During the final stages of the liberation of Yugoslav Macedonia, the communist partisans entered Ohrid and Struga on November 7–8, 1944, Murat Labunishti fled to the mountains. In November, his units resisted several partisan brigades sent to disarm the Albanian population in the mountains above Labunishti and Velešta. Dozens of soldiers from the Fourth Macedonian Albanian Brigade began to desert and join Labunishti's forces. On the night of November 20–21, units of the Fifth Macedonian Brigade surrounded Labunishti, where the Albanian volunteer forces were stationed. After a brief battle, Murat Labunishti and 100 fighters fled from the village to Zerqan, where the headquarters of the communist Fourth Albanian Division, led by Mehmet Shehu, was located. Shehu handed them over to the Seventh Macedonian Brigade at the request of the chief of staff of the Macedonian communist units on December 5, 1944, who then sent them to the investigative prison in Struga on the orders of the State Security Administration. From there, Labunishti was transferred to the Idrizovo prison. He received a life sentence from a communist military court in Macedonia, and a few months later, the Belgrade court sentenced him to death. However, Labunishti managed to escape from prison after a few months and became an illegal settler in Mati and Lumë in Albania with other Albanian nationalists.
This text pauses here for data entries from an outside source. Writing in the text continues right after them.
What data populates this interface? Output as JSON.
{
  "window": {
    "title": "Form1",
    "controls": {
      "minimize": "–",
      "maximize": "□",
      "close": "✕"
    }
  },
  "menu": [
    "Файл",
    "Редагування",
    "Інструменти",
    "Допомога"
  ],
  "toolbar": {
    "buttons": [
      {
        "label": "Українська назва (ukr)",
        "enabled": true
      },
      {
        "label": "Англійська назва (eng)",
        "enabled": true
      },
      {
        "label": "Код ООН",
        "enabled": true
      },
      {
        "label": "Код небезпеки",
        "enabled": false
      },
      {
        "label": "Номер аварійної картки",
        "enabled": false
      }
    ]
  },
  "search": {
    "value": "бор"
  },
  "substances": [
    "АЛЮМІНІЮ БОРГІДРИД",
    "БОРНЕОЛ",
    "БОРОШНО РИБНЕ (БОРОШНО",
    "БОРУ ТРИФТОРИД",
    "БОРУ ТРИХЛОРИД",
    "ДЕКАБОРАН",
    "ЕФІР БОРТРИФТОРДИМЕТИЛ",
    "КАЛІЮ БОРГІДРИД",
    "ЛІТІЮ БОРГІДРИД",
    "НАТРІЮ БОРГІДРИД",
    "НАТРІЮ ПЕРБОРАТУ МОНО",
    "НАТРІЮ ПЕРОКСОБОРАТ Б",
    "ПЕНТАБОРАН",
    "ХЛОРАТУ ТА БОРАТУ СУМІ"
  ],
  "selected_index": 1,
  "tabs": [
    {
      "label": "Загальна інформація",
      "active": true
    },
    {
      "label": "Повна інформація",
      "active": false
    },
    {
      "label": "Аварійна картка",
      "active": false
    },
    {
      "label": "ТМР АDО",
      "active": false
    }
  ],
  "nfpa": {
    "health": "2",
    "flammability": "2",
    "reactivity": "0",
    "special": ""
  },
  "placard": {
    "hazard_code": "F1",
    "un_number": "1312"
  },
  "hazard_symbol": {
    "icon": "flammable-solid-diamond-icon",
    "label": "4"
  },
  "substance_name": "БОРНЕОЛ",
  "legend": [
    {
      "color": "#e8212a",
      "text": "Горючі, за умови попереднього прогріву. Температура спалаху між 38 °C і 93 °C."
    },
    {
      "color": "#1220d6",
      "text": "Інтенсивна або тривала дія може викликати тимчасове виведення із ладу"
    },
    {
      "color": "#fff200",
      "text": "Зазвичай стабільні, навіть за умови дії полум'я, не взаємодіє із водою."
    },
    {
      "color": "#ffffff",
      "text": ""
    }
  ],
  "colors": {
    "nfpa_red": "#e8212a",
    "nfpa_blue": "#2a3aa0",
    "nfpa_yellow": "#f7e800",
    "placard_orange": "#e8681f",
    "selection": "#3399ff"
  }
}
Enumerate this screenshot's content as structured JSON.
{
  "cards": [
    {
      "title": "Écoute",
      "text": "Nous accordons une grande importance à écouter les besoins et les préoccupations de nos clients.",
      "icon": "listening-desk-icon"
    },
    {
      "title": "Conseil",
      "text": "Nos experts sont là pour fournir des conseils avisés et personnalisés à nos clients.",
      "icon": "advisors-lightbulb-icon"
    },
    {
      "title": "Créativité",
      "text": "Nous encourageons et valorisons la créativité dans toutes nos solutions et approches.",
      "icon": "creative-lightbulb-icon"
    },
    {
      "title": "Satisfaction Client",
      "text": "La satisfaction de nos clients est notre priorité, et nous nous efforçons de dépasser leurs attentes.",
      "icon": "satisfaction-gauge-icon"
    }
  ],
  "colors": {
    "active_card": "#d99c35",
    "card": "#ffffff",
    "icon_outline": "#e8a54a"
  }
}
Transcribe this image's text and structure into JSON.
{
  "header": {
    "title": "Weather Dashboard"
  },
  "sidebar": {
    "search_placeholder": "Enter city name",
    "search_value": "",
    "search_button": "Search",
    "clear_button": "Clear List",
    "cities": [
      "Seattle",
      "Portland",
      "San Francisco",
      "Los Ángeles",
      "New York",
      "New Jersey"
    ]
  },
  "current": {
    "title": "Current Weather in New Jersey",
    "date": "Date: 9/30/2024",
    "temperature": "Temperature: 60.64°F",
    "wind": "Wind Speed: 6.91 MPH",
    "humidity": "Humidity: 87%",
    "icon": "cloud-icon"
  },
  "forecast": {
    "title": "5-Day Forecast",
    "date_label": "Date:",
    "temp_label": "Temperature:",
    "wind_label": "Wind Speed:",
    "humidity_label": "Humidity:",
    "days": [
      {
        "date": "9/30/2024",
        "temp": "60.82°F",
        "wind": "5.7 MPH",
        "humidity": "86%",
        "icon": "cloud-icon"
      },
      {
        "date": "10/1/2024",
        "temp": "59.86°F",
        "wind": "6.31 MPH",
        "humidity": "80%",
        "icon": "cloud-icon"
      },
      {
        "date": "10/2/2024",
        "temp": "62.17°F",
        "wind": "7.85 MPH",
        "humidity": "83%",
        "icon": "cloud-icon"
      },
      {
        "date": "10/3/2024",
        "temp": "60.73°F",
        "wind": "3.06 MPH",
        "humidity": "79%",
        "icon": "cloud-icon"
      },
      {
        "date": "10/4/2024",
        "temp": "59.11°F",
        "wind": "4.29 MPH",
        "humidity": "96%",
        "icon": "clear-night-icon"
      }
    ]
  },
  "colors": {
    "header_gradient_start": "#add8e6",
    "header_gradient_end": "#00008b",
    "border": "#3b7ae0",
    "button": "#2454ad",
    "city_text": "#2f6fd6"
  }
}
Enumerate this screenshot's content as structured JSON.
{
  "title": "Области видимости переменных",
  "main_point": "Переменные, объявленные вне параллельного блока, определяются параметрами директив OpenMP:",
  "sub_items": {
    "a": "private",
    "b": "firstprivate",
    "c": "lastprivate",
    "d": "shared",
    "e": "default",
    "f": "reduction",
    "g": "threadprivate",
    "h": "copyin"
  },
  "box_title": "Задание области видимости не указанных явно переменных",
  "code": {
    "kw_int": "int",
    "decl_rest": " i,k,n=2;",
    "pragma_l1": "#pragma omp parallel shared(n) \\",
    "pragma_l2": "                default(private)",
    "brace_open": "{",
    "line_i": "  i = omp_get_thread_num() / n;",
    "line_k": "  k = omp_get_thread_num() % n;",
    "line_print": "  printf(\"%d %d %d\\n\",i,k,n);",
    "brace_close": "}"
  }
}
Murat Labunishti, together with Nazim Tateshi and Faik Dabovjani, committed some crimes against the Christian population of Drimkol region, including killings, burning, and stealing. All this was part of the strategy of the Ballists to ethnically cleanse then Albanian territory from its Slavic element. So Macedonian Slavs often decided to flee to the Bulgarian occupation zone.

He was killed in June 1946 by Albanian communist militia on the bridge near the village of Shupenzë, Dibër County. His name is carried by the Murat Labunishti Elementary School in his native village.